You’ve done it. You’ve finally heard the muse, and words are starting to pour into your head and out of your fingers. The story is shaping up, and you really like where things are going. Then disaster hits.
Oh, not the disaster of the words stopping and the feeling of being unable to move forward, but the disaster of the muse taking you off into regions you really do not want to get into. You are writing a science fiction tale, and the muse is dragging you off into fantasy land. Or, even better, you are writing a horror thriller, and the muse suddenly takes that hard left turn into comicville. That disaster. Don’t tell me it hasn’t happened to you. I think everyone has faced that at one point or another in their writing career.
So, today we are going to look at what you can do about this. There are ways and WAYS of handling these unwanted hard turns. Much of it depends on how much work you want to do in editing and revising after you are done filling all of those pages with words, words, and more unwanted words.
Personally, I have tried this one, and it didn’t go so well. This is where you take the story, and you keep going the way you want to go despite the muse trying to drag you off into some tangent that you think you’ll have to edit out later. For those who are plotters and have a solid feel for the story, this might work.
This method is more a case of driving your muse, than guiding it, but there might be times when you have to use it.
Whine and Beg
Another attempt at making the muse go where it doesn’t really want to… right now. Another method I have tried, and had blow up in my face. Not nearly as spectacularly as the Bull through, but still pretty bad. The story wound up unsalvageable for me, so I recommend caution if you decide to try this one with your uncooperative muse.
Bargain with it
“If you go this way, I’ll incorporate that bit.” This one works fairly well for the loosely plotted and organically written stories. In this method you listen to where the muse really wants to go, and you compromise. You nudge the story in the direction you really want to go, yet you also incorporate pieces of the path the muse wants you to take.
This one can be a good way to get a completely stalled out story moving again. Especially if the reason you’ve stalled out is because you and the muse are in a death match staring contest. I’ve used it in the past with good results. And, I’ve also usually wound up going back and editing in the rest of the path the muse wanted me to take. So, be ware if you decide not to follow your muse lockstep. (Although crossing genre lines is a good time to demand a compromise situation.)
Nudge things along
This is the mildest arrangement you can have, and is often best used with purely organically written stories. In this scenario, you let the muse lead you down the path to wherever it wants to go. However, along the way, you keep putting up little bread crumbs for possible branch points that will take you back to the destination you want to get to. If used properly, it can enrich your story by adding unexpected elements, and scenes you would not have dreamed were relevant, yet you find out just how relevant they are later in the work. If it is used improperly, it can derail a story by adding massive amounts of padding that have to be revised out later.

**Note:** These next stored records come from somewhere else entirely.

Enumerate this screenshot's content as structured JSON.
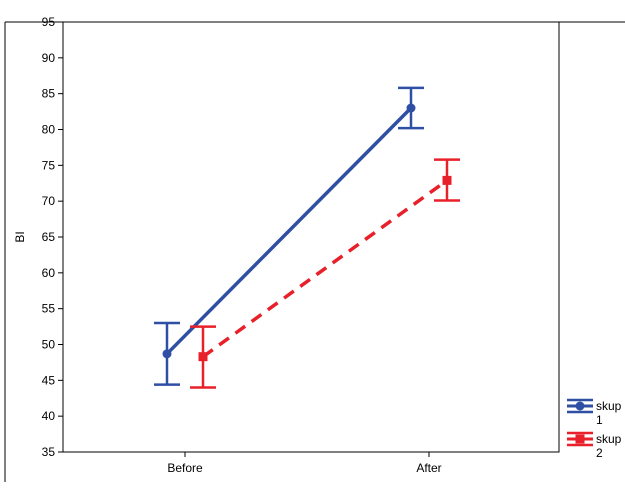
{
  "chart_data": {
    "type": "line",
    "title": "",
    "xlabel": "",
    "ylabel": "BI",
    "categories": [
      "Before",
      "After"
    ],
    "ylim": [
      35,
      95
    ],
    "yticks": [
      35,
      40,
      45,
      50,
      55,
      60,
      65,
      70,
      75,
      80,
      85,
      90,
      95
    ],
    "grid": false,
    "legend": "right-bottom",
    "series": [
      {
        "name": "skup 1",
        "color": "#2e4fa3",
        "marker": "circle",
        "line_style": "solid",
        "values": [
          48.7,
          83.0
        ],
        "error_low": [
          44.4,
          80.2
        ],
        "error_high": [
          53.0,
          85.8
        ]
      },
      {
        "name": "skup 2",
        "color": "#e8202a",
        "marker": "square",
        "line_style": "dashed",
        "values": [
          48.3,
          72.9
        ],
        "error_low": [
          44.0,
          70.1
        ],
        "error_high": [
          52.5,
          75.8
        ]
      }
    ]
  }
}
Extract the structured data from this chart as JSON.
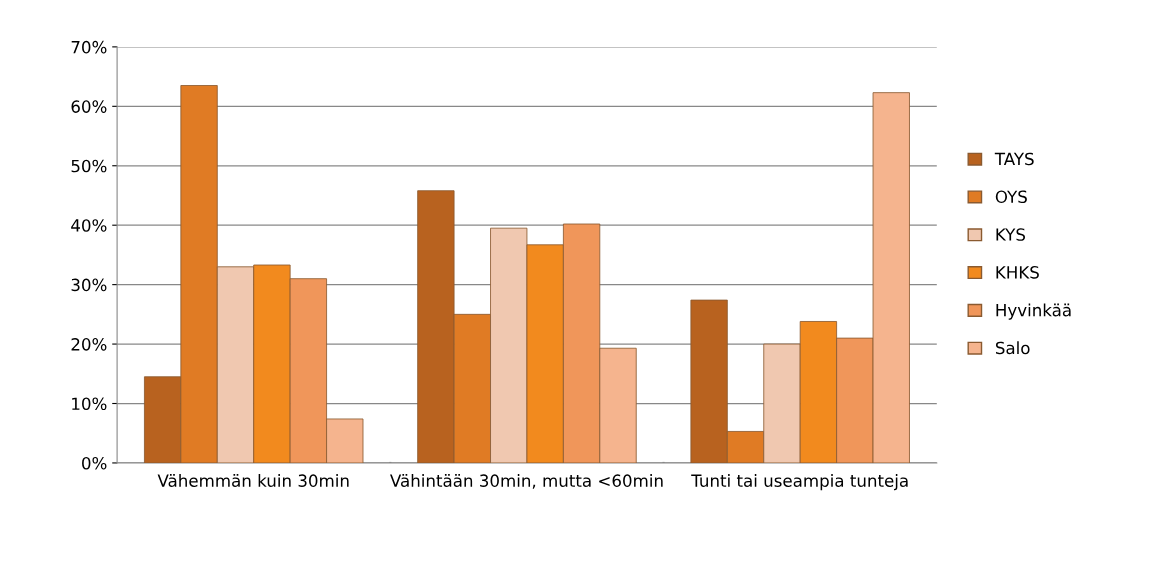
{
  "chart_data": {
    "type": "bar",
    "categories": [
      "Vähemmän kuin 30min",
      "Vähintään 30min, mutta <60min",
      "Tunti tai useampia tunteja"
    ],
    "series": [
      {
        "name": "TAYS",
        "color": "#b8621f",
        "values": [
          14.5,
          45.8,
          27.4
        ]
      },
      {
        "name": "OYS",
        "color": "#e07b24",
        "values": [
          63.5,
          25,
          5.3
        ]
      },
      {
        "name": "KYS",
        "color": "#f0c8b0",
        "values": [
          33,
          39.5,
          20
        ]
      },
      {
        "name": "KHKS",
        "color": "#f28a1e",
        "values": [
          33.3,
          36.7,
          23.8
        ]
      },
      {
        "name": "Hyvinkää",
        "color": "#f0965a",
        "values": [
          31,
          40.2,
          21
        ]
      },
      {
        "name": "Salo",
        "color": "#f5b48e",
        "values": [
          7.4,
          19.3,
          62.3
        ]
      }
    ],
    "ylim": [
      0,
      70
    ],
    "yticks": [
      {
        "value": 0,
        "label": "0%"
      },
      {
        "value": 10,
        "label": "10%"
      },
      {
        "value": 20,
        "label": "20%"
      },
      {
        "value": 30,
        "label": "30%"
      },
      {
        "value": 40,
        "label": "40%"
      },
      {
        "value": 50,
        "label": "50%"
      },
      {
        "value": 60,
        "label": "60%"
      },
      {
        "value": 70,
        "label": "70%"
      }
    ],
    "grid": "y",
    "legend": "right"
  }
}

Use with caution, but this one is one I would strongly recommend to be your first go to method. Just because the muse leads you to a spring of ideas does not mean you have to drink from the pool. You are always free to drink from your own water bottle, and save the new ideas for another time.
There is one last method to guide your muse, and I have yet to figure out how to make it work. That is when you distract it. Things have ground almost to a halt, and you start up another story. With two going, you hop over to the one you really want to finish first, the one you are having the most difficulty getting the muse to cooperate on. With the second story underway, you sneak in some time to work on this project in the middle of your new one. Supposedly, because the muse is turning out inspiration for the second project, you can harness that for the difficult one. I know several writers who can do this – they have no difficulty keeping multiple projects running simultaneously. However, when I try, I wind up tangling the projects together so bad I cannot separate the two afterwards.
And, if all else fails with moving forward, there is always the option to just sit back and not write anything at all. Wait out the muse’s absence or temper tantrum. I’ve been faced with this three times now in my current project. I could have bulled on, and if I were closer to the end of the work, I might have tried to. However, being in the middle of the story, I did not want the narrative to unravel on me, so I put it down, and walked away for a few days. When I came back, I tried writing more on it. Still didn’t have that “spark”, and so I left it to sit and mature some more. When the muse returned, I can say they were not amused. Now, I’m dealing with a sulking muse. Oh, well. I’m back to getting a little progress each day. I can live with that.